They sit there, two of them, 100 feet up on the hill above his venue.
David Ford went through security yesterday at his venue and, other than looking at his credentials, they waved him through. Two Patriot missiles loomed large above him. And security didn't.
"It's weird," says the Canadian kayak competitor who is about to participate in his fourth Olympics.
"You look up at those two Patriot missiles - ground to air Patriot missiles - and you can't help but think about it.
"Then you drive in and go through security and it's like there's no security at all. Today they didn't even look in the vehicle. One day they're really strict. The next day it's like they don't care.
"At the end of the day, it's a little bit scary. It seems a little bit hit and miss."
David Ford is just one athlete. Most, he knows, will tell you how secure they feel here.
"We're athletes. Athletes feel invincible all the time," said the Edmonton paddler. "You assume the Olympics are the safest place in the world.
"Munich was a long time ago. Today's athletes don't remember. I'm 37. I was five when Munich happened," he said of the attack on the athletes from Israel in the Athletes Village in 1972.
Entering this Olympic Village the other day, Canadians report their accreditation passes weren't even examined. Two days later the security was almost the opposite. Maybe it's just a matter of dialling it up as the Games get closer.
Greek air force jets patrol overhead, to be joined by NATO surveillance planes. There are a total of 70,000 Greek police and military members on duty.

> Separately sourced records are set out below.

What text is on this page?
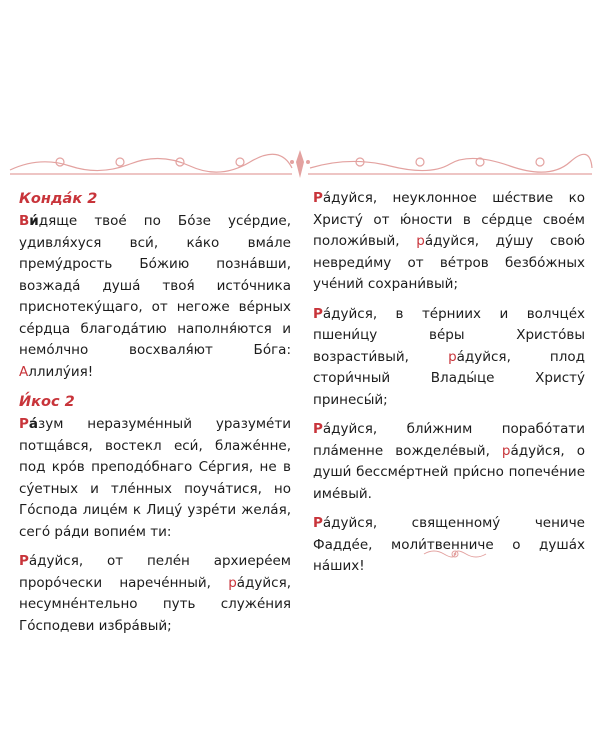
Конда́к 2

Ви́дяще твое́ по Бо́зе усе́рдие, удивля́хуся вси́, ка́ко вма́ле прему́дрость Бо́жию позна́вши, возжада́ душа́ твоя́ исто́чника приснотеку́щаго, от негоже ве́рных се́рдца благода́тию наполня́ются и немо́лчно восхваля́ют Бо́га: Аллилу́ия!

И́кос 2

Ра́зум неразуме́нный уразуме́ти потща́вся, востекл еси́, блаже́нне, под кро́в преподо́бнаго Се́ргия, не в су́етных и тле́нных поуча́тися, но Го́спода лице́м к Лицу́ узре́ти жела́я, сего́ ра́ди вопие́м ти:

Ра́дуйся, от пеле́н архиере́ем проро́чески нарече́нный, ра́дуйся, несумне́нтельно путь служе́ния Го́сподеви избра́вый;

Ра́дуйся, неуклонное ше́ствие ко Христу́ от ю́ности в се́рдце свое́м положи́вый, ра́дуйся, ду́шу свою́ невреди́му от ве́тров безбо́жных уче́ний сохрани́вый;

Ра́дуйся, в те́рниих и волчце́х пшени́цу ве́ры Христо́вы возрасти́вый, ра́дуйся, плод стори́чный Влады́це Христу́ принесы́й;

Ра́дуйся, бли́жним порабо́тати пла́менне вожделе́вый, ра́дуйся, о души́ бессме́ртней при́сно попече́ние име́вый.

Ра́дуйся, священному́ чениче Фадде́е, моли́твенниче о душа́х на́ших!
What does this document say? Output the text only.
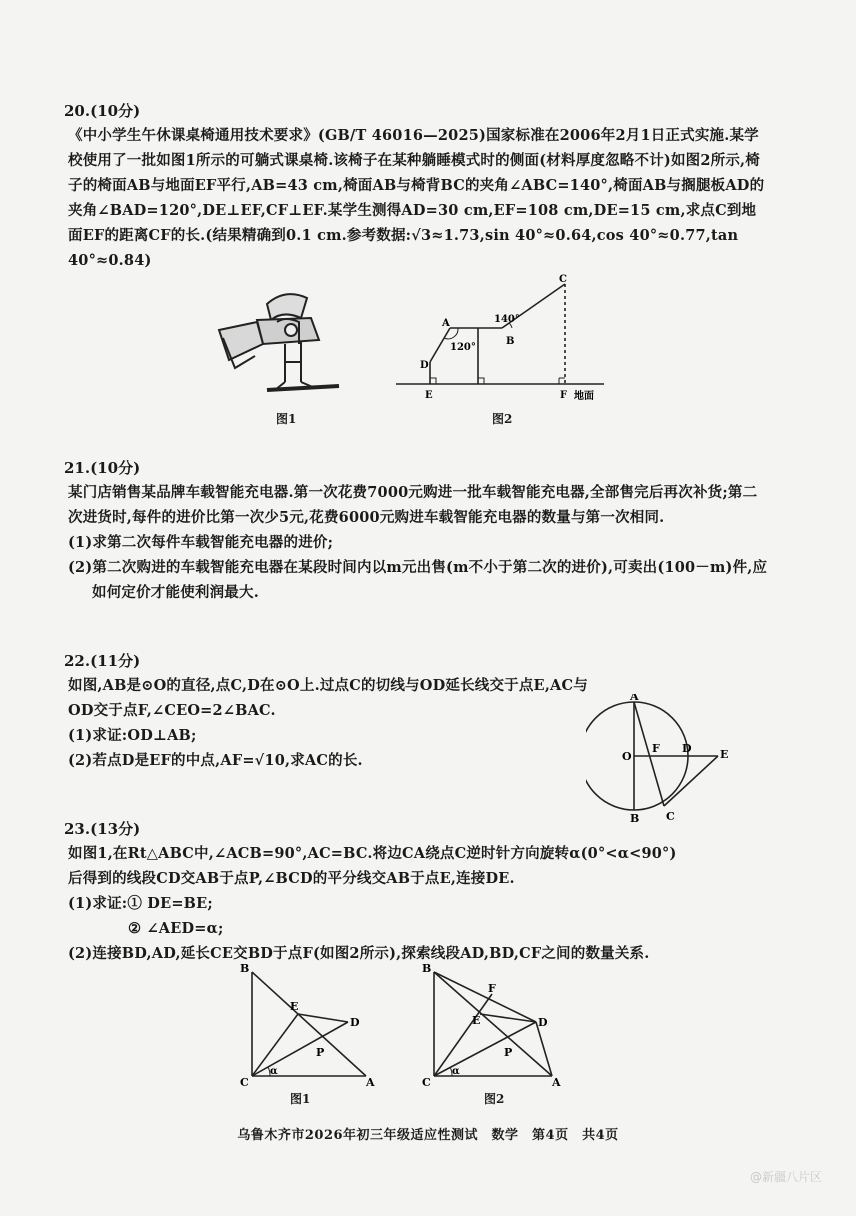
20.(10分)
《中小学生午休课桌椅通用技术要求》(GB/T 46016—2025)国家标准在2006年2月1日正式实施.某学校使用了一批如图1所示的可躺式课桌椅.该椅子在某种躺睡模式时的侧面(材料厚度忽略不计)如图2所示,椅子的椅面AB与地面EF平行,AB=43 cm,椅面AB与椅背BC的夹角∠ABC=140°,椅面AB与搁腿板AD的夹角∠BAD=120°,DE⊥EF,CF⊥EF.某学生测得AD=30 cm,EF=108 cm,DE=15 cm,求点C到地面EF的距离CF的长.(结果精确到0.1 cm.参考数据:√3≈1.73,sin 40°≈0.64,cos 40°≈0.77,tan 40°≈0.84)
图1
A
B
C
D
E	F
120°
140°
地面
图2
21.(10分)
某门店销售某品牌车载智能充电器.第一次花费7000元购进一批车载智能充电器,全部售完后再次补货;第二次进货时,每件的进价比第一次少5元,花费6000元购进车载智能充电器的数量与第一次相同.
(1)求第二次每件车载智能充电器的进价;
(2)第二次购进的车载智能充电器在某段时间内以m元出售(m不小于第二次的进价),可卖出(100－m)件,应如何定价才能使利润最大.
22.(11分)
如图,AB是⊙O的直径,点C,D在⊙O上.过点C的切线与OD延长线交于点E,AC与
OD交于点F,∠CEO=2∠BAC.
(1)求证:OD⊥AB;
(2)若点D是EF的中点,AF=√10,求AC的长.
A
B
O
F D	E
C
23.(13分)
如图1,在Rt△ABC中,∠ACB=90°,AC=BC.将边CA绕点C逆时针方向旋转α(0°<α<90°)
后得到的线段CD交AB于点P,∠BCD的平分线交AB于点E,连接DE.
(1)求证:① DE=BE;
② ∠AED=α;
(2)连接BD,AD,延长CE交BD于点F(如图2所示),探索线段AD,BD,CF之间的数量关系.
B
C	A
D
E
P
α
图1
B
C	A
D
E
F
P
α
图2
乌鲁木齐市2026年初三年级适应性测试　数学　第4页　共4页
@新疆八片区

In all the bill exceeds $2 billion Cdn. All of the expense is for a reason.
"The security is going to have to stay vigilant throughout," says Canadian IOC member Charmaine Crooks of Vancouver who, like all IOC members here, doesn't go anywhere without a personal security escort.
"So far, so good."
(It has not been previously reported, but a solid Canadian source told the Sun that a homemade bomb was discovered one mile from the Athletes Village beside a power station on Friday.)
If you can ignore the, er, insecurity, it's Athens-a-go-go. It's otherwise A-OK from the git-go.
Maybe it's like a movie with negative reviews. Your expectations are so low, you end up leaving the theatre saying, hey, that was O.K.
"It's certainly exceeding everybody's expectations," says Crooks.
"Overall, everything has been very impressive."
The XXVIII Olympic Games haven't had many rave reviews on the way to this day but they're getting them now as the birthplace of the greatest show in sports welcomes the world.
At 9 p.m. here tonight Canada will hold its flag-raising ceremony at the Olympic Village and our athletes and support staff here are beginning to believe the experience, against all odds, could be exceptional.
Then again, one security screw-up, and it could, if you'll excuse the expression, all blow up.
"I'm thrilled it seems to be all coming together," says chef de mission David Bedford.
Ford is as good a spokesman for the entire scene as anybody who will compete for Canada at these Games.
"I've been here for three months since Christmas," he says. "I spent a week here in February, three weeks in April and all of June.
"In February, I didn't think they stood a chance. In April, I thought they were still in trouble. What has transpired here since April is incredible.
"A year ago people were saying these Olympics were going to be a write-off. There was every reason to believe that was going to be true. Now it's about to begin and I believe the enthusiasm is going to be so great it will make them one of the best ever.
"The Greeks have worked really hard to pull this off but there's an energy here now and I think a mindset that now is the time to rise to the occasion."
Just as long as those Patriot missiles don't come into play, the Games of the XXVIII Olympiad may end up being the surprise success story of all time.
Otherwise it'll be "Other than that, Mrs. Lincoln, how did you enjoy the play?"